«Abstract In Cross-Language Information Retrieval (CLIR), queries in one language retrieve relevant documents in other languages. Machine-Readable ...»

To reduce the number of extraneous terms, the First-Match (FM) technique was evaluated for Arabic-English and English-Arabic. For Arabic-English CLIR, this approach achieved 68.9% and 64.7% of the titles of English only TREC topics 351-400 and TREC topics 451-500, respectively. The drawback of this method is that many terms that are related to the original queries may be ignored. Therefore, we proposed a new method for Arabic-English CLIR; it is called the Two-Phase method.

In the Two-Phase method, we ignore all the terms that do not retranslate to the original Arabic query term. This method achieved 71.5% and 69.0% of monolingual retrieval by using titles of TREC topics 351-400 and TREC topics 451-500, respectively. The TwoPhase method yields a 38% and 52% improvement over the Every-Match (EM) method of TREC topics 351-400 and TREC topics 451-500, respectively. It also yields a 4% and 7% improvement over the First-Match (FM) method of TREC topics 351-400 and TREC topics 451-500, respectively. We found that our TP results were statistically significant at greater than a 99% confidence interval over the EM for both TREC-7 and TREC-9. It achieved 86% and 89% over FM method for TREC-7 and TREC-9, respectively. In this study, we showed that eliminating unrelated terms by the Two-Phase method can significantly reduce the ambiguity associated with dictionary translation. We also conducted initial experiments with a commercial MT-based Arabic-English CLIR; we found its performance inferior to that of the FM and TP methods.

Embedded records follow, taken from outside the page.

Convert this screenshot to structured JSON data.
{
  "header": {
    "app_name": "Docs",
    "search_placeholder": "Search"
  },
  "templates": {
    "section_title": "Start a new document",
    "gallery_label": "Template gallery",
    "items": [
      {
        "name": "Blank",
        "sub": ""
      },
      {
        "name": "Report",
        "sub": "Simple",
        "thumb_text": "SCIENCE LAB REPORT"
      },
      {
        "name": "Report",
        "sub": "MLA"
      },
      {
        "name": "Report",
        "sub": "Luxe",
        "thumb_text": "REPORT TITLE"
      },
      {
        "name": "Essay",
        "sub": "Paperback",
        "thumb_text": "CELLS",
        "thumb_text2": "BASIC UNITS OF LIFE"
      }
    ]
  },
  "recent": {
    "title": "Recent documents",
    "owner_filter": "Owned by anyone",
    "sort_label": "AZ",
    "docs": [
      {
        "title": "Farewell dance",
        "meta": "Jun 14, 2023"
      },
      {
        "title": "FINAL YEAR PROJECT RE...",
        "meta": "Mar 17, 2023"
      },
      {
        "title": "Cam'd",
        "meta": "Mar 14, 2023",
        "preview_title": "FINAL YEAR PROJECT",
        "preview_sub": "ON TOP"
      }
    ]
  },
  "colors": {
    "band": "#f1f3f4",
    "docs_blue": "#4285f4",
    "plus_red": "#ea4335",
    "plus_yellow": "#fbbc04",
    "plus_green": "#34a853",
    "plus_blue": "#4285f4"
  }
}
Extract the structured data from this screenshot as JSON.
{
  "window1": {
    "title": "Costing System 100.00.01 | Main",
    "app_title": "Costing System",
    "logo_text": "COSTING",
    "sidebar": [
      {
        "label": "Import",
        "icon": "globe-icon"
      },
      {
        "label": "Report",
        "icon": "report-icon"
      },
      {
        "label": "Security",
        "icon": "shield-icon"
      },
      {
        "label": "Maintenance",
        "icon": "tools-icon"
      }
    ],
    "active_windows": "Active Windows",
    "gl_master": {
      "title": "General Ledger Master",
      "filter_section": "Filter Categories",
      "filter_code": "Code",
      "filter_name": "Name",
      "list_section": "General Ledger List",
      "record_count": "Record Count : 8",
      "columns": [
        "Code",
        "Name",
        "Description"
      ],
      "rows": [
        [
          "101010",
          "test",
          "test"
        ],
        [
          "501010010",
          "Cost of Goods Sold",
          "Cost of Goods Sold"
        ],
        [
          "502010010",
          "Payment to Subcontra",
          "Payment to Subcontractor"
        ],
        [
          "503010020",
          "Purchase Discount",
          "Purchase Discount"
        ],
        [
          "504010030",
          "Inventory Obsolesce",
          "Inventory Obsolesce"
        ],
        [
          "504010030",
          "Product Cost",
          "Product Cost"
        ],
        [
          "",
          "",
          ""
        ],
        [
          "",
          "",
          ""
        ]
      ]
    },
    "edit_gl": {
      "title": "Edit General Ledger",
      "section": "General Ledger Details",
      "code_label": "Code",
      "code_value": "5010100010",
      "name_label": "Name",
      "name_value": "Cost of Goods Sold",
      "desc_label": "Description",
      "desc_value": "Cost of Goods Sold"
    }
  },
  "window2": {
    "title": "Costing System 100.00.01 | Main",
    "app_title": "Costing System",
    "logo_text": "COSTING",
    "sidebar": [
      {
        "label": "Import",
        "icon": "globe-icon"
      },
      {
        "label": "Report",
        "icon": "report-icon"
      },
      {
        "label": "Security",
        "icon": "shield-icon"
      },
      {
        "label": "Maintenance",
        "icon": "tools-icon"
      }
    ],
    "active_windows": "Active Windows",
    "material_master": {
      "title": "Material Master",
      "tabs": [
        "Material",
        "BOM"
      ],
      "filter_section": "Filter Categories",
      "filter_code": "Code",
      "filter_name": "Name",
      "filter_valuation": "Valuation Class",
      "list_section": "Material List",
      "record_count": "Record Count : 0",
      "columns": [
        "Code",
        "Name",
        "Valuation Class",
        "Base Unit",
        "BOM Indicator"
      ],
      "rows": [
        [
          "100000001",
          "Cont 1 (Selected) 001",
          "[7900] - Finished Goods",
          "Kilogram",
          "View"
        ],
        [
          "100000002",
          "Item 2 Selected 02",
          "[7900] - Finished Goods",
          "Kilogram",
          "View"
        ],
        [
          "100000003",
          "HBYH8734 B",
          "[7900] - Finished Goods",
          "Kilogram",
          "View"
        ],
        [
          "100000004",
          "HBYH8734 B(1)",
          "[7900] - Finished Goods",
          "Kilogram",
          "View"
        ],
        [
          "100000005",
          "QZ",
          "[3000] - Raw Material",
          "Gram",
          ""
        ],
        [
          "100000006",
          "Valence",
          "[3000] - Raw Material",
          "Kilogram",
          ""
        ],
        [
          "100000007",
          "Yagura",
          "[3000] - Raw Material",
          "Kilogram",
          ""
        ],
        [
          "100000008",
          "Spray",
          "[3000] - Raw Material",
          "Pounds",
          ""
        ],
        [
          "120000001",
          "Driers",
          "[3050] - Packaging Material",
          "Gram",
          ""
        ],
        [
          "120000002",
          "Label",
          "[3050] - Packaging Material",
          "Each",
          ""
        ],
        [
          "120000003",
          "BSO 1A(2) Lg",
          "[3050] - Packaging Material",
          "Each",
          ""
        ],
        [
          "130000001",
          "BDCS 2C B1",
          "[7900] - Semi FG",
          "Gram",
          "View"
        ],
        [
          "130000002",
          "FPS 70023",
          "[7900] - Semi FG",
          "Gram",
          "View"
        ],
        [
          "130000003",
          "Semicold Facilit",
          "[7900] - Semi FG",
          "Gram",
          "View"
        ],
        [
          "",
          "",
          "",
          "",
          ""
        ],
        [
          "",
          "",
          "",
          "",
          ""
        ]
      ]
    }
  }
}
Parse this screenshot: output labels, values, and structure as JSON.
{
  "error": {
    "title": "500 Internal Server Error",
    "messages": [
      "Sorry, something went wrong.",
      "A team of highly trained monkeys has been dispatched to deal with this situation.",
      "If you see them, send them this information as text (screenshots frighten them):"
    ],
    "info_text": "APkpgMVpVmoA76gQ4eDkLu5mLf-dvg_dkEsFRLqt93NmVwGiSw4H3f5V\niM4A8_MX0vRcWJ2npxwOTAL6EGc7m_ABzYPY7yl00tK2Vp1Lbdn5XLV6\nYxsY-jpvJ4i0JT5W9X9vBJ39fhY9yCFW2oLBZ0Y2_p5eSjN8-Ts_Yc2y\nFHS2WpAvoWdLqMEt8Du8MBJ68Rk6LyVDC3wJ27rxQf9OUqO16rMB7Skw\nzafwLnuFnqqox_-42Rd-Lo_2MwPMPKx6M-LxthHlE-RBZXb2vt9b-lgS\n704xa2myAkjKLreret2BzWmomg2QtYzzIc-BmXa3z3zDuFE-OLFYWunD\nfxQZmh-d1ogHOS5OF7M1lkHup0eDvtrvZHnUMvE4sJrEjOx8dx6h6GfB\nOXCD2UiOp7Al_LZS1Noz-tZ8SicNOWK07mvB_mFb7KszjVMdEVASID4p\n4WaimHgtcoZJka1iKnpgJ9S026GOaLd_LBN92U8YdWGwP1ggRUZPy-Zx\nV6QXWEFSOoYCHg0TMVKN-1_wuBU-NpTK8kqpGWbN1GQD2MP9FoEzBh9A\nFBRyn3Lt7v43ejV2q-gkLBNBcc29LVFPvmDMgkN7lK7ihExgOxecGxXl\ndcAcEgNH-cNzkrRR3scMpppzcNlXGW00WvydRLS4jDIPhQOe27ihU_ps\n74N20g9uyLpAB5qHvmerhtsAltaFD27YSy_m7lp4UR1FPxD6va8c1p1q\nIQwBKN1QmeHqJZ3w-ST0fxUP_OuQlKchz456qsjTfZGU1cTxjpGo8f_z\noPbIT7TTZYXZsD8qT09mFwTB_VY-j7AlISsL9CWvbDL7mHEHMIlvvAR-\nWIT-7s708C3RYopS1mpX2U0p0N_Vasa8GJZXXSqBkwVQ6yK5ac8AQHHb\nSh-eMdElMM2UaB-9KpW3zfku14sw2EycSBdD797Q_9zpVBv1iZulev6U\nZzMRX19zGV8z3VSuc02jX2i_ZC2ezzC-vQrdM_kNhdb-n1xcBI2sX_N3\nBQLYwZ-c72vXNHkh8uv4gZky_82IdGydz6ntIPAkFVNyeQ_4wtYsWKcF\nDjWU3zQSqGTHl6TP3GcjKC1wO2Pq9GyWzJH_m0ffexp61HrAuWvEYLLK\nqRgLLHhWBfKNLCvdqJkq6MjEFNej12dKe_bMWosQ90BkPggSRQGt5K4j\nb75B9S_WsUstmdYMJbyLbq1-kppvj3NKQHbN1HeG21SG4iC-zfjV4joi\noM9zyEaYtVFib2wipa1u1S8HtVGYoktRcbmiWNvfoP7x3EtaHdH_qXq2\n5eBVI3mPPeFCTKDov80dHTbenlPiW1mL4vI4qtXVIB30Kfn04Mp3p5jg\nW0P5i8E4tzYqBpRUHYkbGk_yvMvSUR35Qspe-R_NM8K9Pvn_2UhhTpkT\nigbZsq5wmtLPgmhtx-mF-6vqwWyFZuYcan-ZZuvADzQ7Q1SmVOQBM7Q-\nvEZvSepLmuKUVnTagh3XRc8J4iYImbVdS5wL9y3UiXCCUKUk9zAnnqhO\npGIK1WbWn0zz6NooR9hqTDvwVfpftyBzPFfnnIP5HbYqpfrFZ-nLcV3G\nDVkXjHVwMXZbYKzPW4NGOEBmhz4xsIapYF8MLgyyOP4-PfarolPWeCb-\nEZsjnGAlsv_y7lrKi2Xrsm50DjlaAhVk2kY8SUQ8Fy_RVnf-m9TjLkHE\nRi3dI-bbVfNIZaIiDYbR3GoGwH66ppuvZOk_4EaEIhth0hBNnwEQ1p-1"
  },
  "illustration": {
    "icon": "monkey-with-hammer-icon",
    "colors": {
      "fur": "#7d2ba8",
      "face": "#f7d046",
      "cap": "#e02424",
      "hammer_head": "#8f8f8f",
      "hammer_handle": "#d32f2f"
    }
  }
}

We also evaluated the MT-based Arabic-English CLIR; we found that the query length affects the performance of the MT system. The evaluation was conducted by using the ALKAFI system and two standard TREC collections and topics. To explore the effects of the context to the quality of translation, we experimented with various query lengths.

We studied the effects of using Al-Mutarjim Al-Arabey MT system and MRD for English-Arabic CLIR. The post-translation approach was used. We found that the query expansion after translation via PRF is consistently more effective for both MT and MRD approaches.

The experimental results indicate that the less source terms that are needed to form a context, the better is the retrieval accuracy and efficiency. However, the problem of semantics is perennial due to the complexities of the Arabic grammar. Without some level of semantic representation, MT systems are unable to achieve high quality translation, because they cannot differentiate between cases that are lexically and syntactically ambiguous. Accordingly, a well-formed source query makes the MT system able to provide its best accuracy.

A possible extension to our work is to expand the original source query using PRF for Arabic-English CLIR to emphasize the context of the source query and finding term threshold for the TP method. Another extension is to apply the Two-Phase method by using parallel corpus or a combination of MRD and parallel corpus.